First of all, this was not the first time I have read The Metamorphoses, and I still didn’t like it. I know that it is supposed to be symbolic, however, I find it disturbing. Anyway, to answer the question, I find that Gregor is really only there because he feels as if he owes it to his parents. His mother and sister do take care of him and cover his back while he is absent from work, however, I think that they are disturbed at his metamorphism, and really only feed him etc. because they feel as if it is their motherly and sisterly duties. I believe that his father feels unmanly for not being able to provide for the family, and therefore can’t help being bitter to Gregor for he is the one working and putting bread on the table.
2. Discuss the central events in each of the three sections of The Metamorphoses. In what ways do these events suggest that the weakening of Gregor results in the strengthening of the family as a whole?
His metamorphism, the effect this has on his family, especially his father, are all pivotal events in this story. I think that throughout this story, the weakening of the provider of the family, makes the rest of the family come together and start getting their junk together. Imagine if someone in your family was always working and providing for everyone and you were used to lounging around, I think it would be hard to get motivated and go get work. Therefor, I think that it may have been somewhat beneficial for the family that Gregor was transformed.
3. How effective do you find Akhmatova’s Requiem as a political protest? Requiem was not published until well after the purges were over and Stalin was dead; is it, then, totally lacking in influence?

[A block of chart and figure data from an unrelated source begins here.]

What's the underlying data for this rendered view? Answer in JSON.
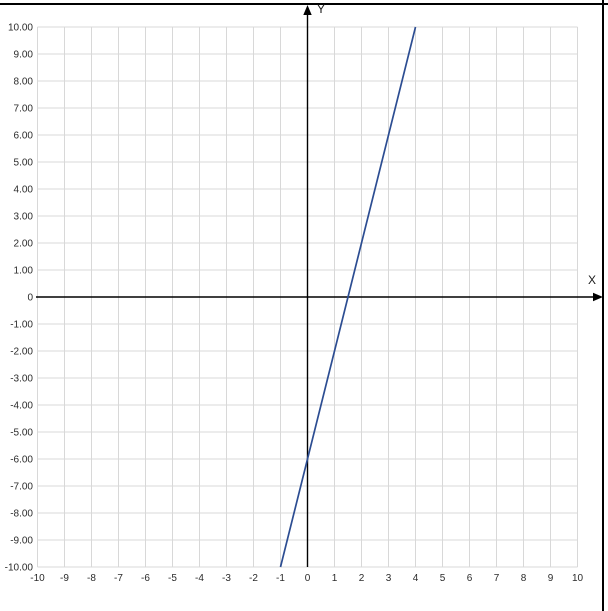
{
  "window": {
    "background": "#ffffff",
    "top_border_color": "#000000",
    "right_border_color": "#000000"
  },
  "chart_data": {
    "type": "line",
    "title": "",
    "x_axis_label": "X",
    "y_axis_label": "Y",
    "x_range": [
      -10,
      10
    ],
    "y_range": [
      -10,
      10
    ],
    "grid_step": 1,
    "grid": true,
    "legend": false,
    "x_tick_labels": [
      "-10",
      "-9",
      "-8",
      "-7",
      "-6",
      "-5",
      "-4",
      "-3",
      "-2",
      "-1",
      "0",
      "1",
      "2",
      "3",
      "4",
      "5",
      "6",
      "7",
      "8",
      "9",
      "10"
    ],
    "y_tick_labels": [
      "10.00",
      "9.00",
      "8.00",
      "7.00",
      "6.00",
      "5.00",
      "4.00",
      "3.00",
      "2.00",
      "1.00",
      "0",
      "-1.00",
      "-2.00",
      "-3.00",
      "-4.00",
      "-5.00",
      "-6.00",
      "-7.00",
      "-8.00",
      "-9.00",
      "-10.00"
    ],
    "series": [
      {
        "name": "line-segment",
        "color": "#2c4d92",
        "points": [
          [
            -1,
            -10
          ],
          [
            4,
            10
          ]
        ]
      }
    ],
    "grid_color": "#d8d8d8",
    "axis_color": "#000000",
    "tick_label_color": "#2b2b2b"
  }
}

I think that because it was published after the fact, it could not of persuaded anyone either way during the reign of Stalin, however, I think that it definitely can be a lesson for the future and influence us in that way. Aren’t all history books and stories and even myths, although published after the fact still teach their readers important lessons?
4. How should we interpret the famous command at the end of Archaic Torso of Apollo?
I find it like that of the persuasive speeches we have been looking at and discussing in my communication class. Rilke provides a very vivid description of the statue, however, if you were to take away that last sentence, You must change your life… it does not have the same “umph!” to it. That last sentence really seems like the call to action in a persuasive speech and ties the whole poem and similes of Apollo together. I think one should interpret it as him bringing the poem to a close, the conclusion, the part where he has given you all of these awesome smilies and then ends it by that dazzling statement that makes you want to start writing poetry.